Polda Papua Tengah – Polres Mimika. Personel gabungan Polres Mimika dan Polsek Kwamki Narama yang dipimpin oleh Kabag Ops Polres Mimika AKP Yulius Harikatang bersama Kapolsek Kwamki Narama Iptu Yusak Sawaki serta Kepala Distrik Kwamki Narama Edwin Hanuebi menggelar patroli dialogis dan sosialisasi di Kampung Amole, Distrik Kwamki Narama, Mimika. Rabu, 26/8/26, pagi.
Kegiatan patroli dan penyuluhan ini menyasar dua kubu yang terlibat konflik, yakni Kelompok Dang dan Kelompok Niwigalen. Langkah preventif ini diambil menyusul aksi saling serang antar kedua kelompok masyarakat yang kembali terjadi di sejumlah lokasi, seperti Jalan Yakup, Jembatan Aspal, Jalan Maleo, dan Jalur 1.

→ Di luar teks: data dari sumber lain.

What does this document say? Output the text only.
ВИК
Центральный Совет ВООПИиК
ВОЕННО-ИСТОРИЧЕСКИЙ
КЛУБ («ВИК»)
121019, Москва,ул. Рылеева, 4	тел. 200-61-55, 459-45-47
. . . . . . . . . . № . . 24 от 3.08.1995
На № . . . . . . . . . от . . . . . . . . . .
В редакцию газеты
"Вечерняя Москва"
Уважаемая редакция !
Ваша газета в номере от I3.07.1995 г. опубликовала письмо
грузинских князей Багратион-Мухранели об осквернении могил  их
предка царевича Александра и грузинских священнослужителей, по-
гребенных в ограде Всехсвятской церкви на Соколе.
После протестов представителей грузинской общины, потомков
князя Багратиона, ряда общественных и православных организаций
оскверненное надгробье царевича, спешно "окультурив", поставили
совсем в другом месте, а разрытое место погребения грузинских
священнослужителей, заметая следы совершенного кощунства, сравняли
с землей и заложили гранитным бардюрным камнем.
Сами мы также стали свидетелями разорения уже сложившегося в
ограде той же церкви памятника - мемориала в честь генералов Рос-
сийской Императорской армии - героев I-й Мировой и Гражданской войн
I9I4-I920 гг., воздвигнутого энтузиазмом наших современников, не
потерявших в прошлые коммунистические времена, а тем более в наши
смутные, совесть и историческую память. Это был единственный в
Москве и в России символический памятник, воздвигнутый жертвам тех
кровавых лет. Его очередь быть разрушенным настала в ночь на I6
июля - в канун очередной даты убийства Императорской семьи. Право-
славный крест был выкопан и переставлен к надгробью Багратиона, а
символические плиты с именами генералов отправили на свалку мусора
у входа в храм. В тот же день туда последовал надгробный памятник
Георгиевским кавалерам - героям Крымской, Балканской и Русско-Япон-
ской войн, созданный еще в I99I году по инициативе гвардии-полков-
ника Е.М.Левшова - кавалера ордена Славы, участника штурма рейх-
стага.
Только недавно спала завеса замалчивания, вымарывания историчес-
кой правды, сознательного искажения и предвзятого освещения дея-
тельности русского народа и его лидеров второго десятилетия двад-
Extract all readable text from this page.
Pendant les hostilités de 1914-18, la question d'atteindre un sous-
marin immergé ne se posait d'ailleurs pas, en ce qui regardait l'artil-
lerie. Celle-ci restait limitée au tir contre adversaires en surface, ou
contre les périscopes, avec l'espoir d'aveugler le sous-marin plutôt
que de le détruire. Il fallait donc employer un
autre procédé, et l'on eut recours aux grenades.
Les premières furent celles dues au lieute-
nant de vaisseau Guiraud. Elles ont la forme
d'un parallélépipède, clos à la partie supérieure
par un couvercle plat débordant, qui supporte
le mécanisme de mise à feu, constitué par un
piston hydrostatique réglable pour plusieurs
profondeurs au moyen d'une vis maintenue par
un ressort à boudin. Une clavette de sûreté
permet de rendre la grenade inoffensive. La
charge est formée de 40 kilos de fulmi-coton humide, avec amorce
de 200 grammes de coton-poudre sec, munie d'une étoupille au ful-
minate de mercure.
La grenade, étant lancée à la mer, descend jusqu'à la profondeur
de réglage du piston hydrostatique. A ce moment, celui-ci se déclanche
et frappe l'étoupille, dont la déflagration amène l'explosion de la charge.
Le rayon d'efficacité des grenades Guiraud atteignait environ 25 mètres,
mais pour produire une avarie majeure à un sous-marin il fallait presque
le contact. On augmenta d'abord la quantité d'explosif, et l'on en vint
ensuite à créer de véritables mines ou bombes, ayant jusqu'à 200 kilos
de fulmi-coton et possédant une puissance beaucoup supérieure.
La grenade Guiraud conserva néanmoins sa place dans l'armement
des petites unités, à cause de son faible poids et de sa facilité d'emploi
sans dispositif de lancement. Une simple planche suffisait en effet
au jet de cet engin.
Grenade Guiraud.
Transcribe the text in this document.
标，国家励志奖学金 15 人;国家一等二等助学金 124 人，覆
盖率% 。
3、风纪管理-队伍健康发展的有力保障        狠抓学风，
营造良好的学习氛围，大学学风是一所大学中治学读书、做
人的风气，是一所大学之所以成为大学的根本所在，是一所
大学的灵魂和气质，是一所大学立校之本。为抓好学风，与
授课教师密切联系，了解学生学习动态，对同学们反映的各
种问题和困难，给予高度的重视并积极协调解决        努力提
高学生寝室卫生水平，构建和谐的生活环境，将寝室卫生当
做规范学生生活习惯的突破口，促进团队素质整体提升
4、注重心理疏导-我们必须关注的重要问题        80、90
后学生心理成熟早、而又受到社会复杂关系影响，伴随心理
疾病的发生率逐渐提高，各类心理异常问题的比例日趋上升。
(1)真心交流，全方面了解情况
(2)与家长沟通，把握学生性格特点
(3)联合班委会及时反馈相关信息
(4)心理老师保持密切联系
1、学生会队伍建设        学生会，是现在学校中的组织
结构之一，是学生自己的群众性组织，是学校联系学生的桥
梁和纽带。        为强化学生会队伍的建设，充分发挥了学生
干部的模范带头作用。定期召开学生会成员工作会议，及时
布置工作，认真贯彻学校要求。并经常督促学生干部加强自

”Kami hadir bersama Polres Mimika dan Pemerintah Distrik untuk menghentikan aksi saling serang ini. Kedua belah pihak pada dasarnya adalah saudara. Kami minta imbauan lisan ini diindahkan dan diteruskan ke seluruh warga. Jika kesepakatan damai tetap dilanggar, membawa senjata tajam, atau memprovokasi, kami tidak akan segan melakukan penegakan hukum secara tegas demi kedamaian bersama di Kwamki Narama.” Ucap Yusak Sawaki.
Dalam sosialisasi tersebut, pihak Kepolisian memberikan himbauan humanis sekaligus penegasan terkait penegakan hukum secara terukur apabila aksi saling serang terus berlanjut.
Poin Himbauan dan Penegakan Hukum dari Kepolisian Polres Mimika,
1. Waemum dari kedua belah pihak akan diamankan dan diproses hukum jika terbukti melanggar kesepakatan damai yang telah dibuat bersama.
2. Warga dilarang keras membawa anak panah maupun senjata tajam lainnya di wilayah Kwamki Narama hingga seluruh kawasan Kota Timika.
3. Penegakan hukum tidak hanya diberlakukan bagi warga di lapangan, tetapi juga menyasar para provokator serta pihak-pihak yang menyokong aksi bentrokan (baik dalam bentuk dana maupun bantuan bahan makanan).
4. Kepolisian memohon dukungan penuh dari para tokoh adat dan pemerintah distrik untuk bersama-sama meredam emosi warga demi terciptanya kedamaian.
Merespon himbauan tersebut, perwakilan dari Kelompok Niwigalen menyatakan kesediaannya untuk mematuhi arahan petugas, namun berharap adanya komitmen terbuka yang sama dari pihak Kelompok Dang agar bentrokan benar-benar berakhir.
Kegiatan patroli dan imbauan secara langsung di lapangan ini berjalan dengan aman, tertib, dan kondusif. Pihak Kepolisian menegaskan akan terus meningkatkan pengawasan dan patroli di kawasan rawan demi memastikan stabilitas keamanan di wilayah hukum Kabupaten Mimika.